Дейзи нетерпеливо заерзала на стуле.
– У меня есть идея. Давай отправимся сразу после кофе в Холодные Весны! Конечно, в деревне жизнь течет не так стремительно, как в Нью-Йорке, но это приятное местечко, и мы сможем весело провести время.
Лалла вспомнила улочки и дома, лавчонки с яркими вывесками, магазины, где продавалась всякая всячина, большой базар у церкви, причал, куда месяц назад доставила их с Дейзи «Превосходная», и невольно улыбнулась:
– Прекрасная мысль!
– Ну вот и славно. Распоряжусь, чтобы Роджерс готовил коляску.
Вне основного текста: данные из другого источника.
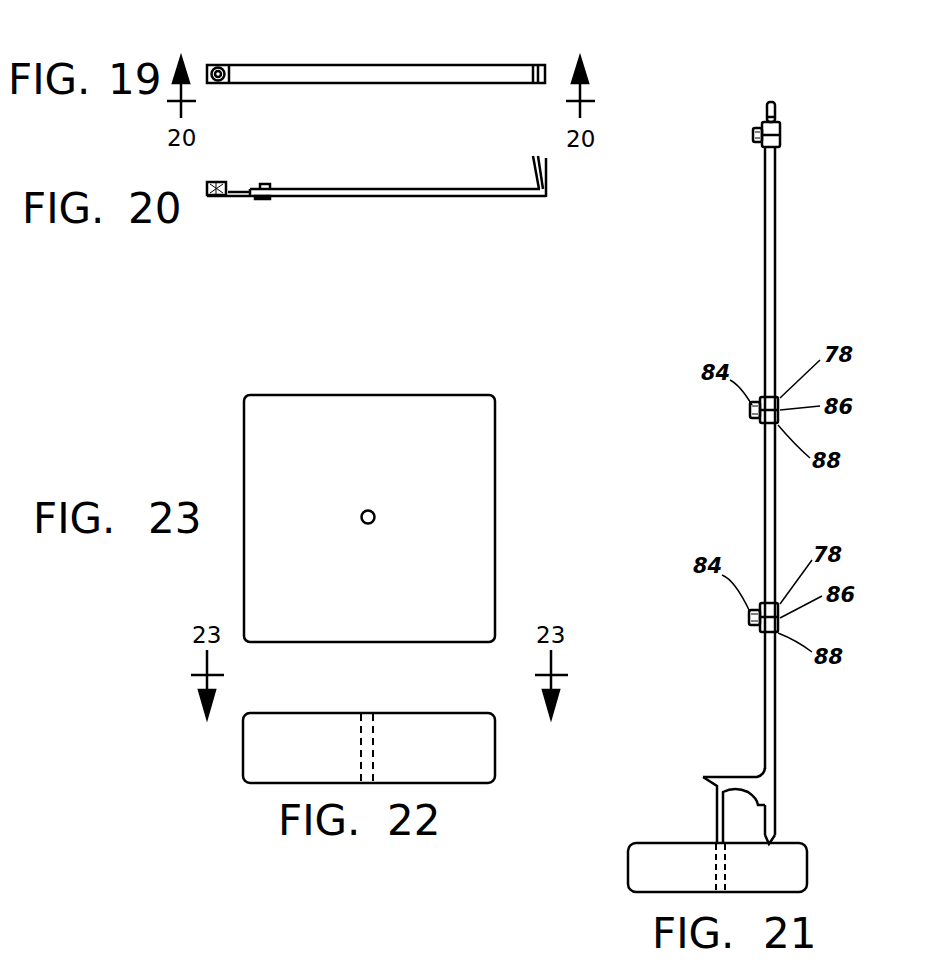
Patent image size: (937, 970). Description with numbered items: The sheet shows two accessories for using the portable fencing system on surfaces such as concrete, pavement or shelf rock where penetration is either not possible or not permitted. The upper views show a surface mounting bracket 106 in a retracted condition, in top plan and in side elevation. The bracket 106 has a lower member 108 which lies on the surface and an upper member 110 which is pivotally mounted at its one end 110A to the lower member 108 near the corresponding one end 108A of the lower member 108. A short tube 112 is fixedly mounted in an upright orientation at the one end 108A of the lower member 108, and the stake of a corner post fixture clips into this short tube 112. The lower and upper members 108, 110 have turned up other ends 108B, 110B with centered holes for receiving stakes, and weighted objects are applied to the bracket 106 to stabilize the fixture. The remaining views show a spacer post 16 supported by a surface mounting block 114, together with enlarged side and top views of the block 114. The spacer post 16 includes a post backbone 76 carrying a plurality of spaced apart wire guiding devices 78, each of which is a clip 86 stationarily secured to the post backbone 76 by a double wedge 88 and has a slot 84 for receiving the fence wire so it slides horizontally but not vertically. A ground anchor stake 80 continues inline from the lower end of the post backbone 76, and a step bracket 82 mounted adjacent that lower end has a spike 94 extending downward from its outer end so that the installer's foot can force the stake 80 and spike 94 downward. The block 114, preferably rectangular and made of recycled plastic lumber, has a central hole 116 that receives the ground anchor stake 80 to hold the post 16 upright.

In FIG. 21, the spacer post 16 is at (820, 184).
In FIG. 21, the post backbone 76 is at (777, 282).
In FIG. 21, the wire guiding device 78 is at (762, 122).
In FIG. 21, the ground anchor stake 80 is at (773, 815).
In FIG. 21, the step bracket 82 is at (729, 776).
In FIG. 21, the slot 84 is at (755, 135).
In FIG. 21, the clip 86 is at (781, 132).
In FIG. 21, the double wedge 88 is at (777, 112).
In FIG. 21, the spike 94 is at (716, 833).
In FIG. 19, the surface mounting bracket 106 is at (550, 44).
In FIG. 20, the surface mounting bracket 106 is at (550, 219).
In FIG. 20, the lower member 108 is at (400, 198).
In FIG. 20, the one end of lower member 108A is at (293, 212).
In FIG. 20, the turned up other end of lower member 108B is at (549, 184).
In FIG. 20, the upper member 110 is at (440, 188).
In FIG. 20, the one end of upper member 110A is at (292, 188).
In FIG. 20, the turned up other end of upper member 110B is at (537, 186).
In FIG. 20, the short tube 112 is at (228, 182).
In FIG. 23, the surface mounting block 114 is at (369, 394).
In FIG. 22, the surface mounting block 114 is at (288, 713).
In FIG. 21, the surface mounting block 114 is at (628, 843).
In FIG. 22, the central hole 116 is at (370, 712).
In FIG. 21, the central hole 116 is at (716, 870).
Через несколько минут подруги уже направлялись в Холодные Весны. Проезжая по деревне, Лалла отметила про себя, что, хотя прошло столько лет, поселение на берегу Гудзона совсем не изменилось. Деревня казалась одновременно и спокойной, и суматошной. Многочисленные экипажи и повозки поднимали клубы пыли каждый раз, когда, громыхая, сновали вверх и вниз по покрытой гравием широкой дороге. А по обеим сторонам центральной улицы застыли, словно на картинке, опрятные белые дома. Яркие цветы в больших деревянных ящиках и плетеные стулья из ивовых прутьев, выставленные на верандах, придавали Холодным Веснам какой-то особый провинциальный шарм.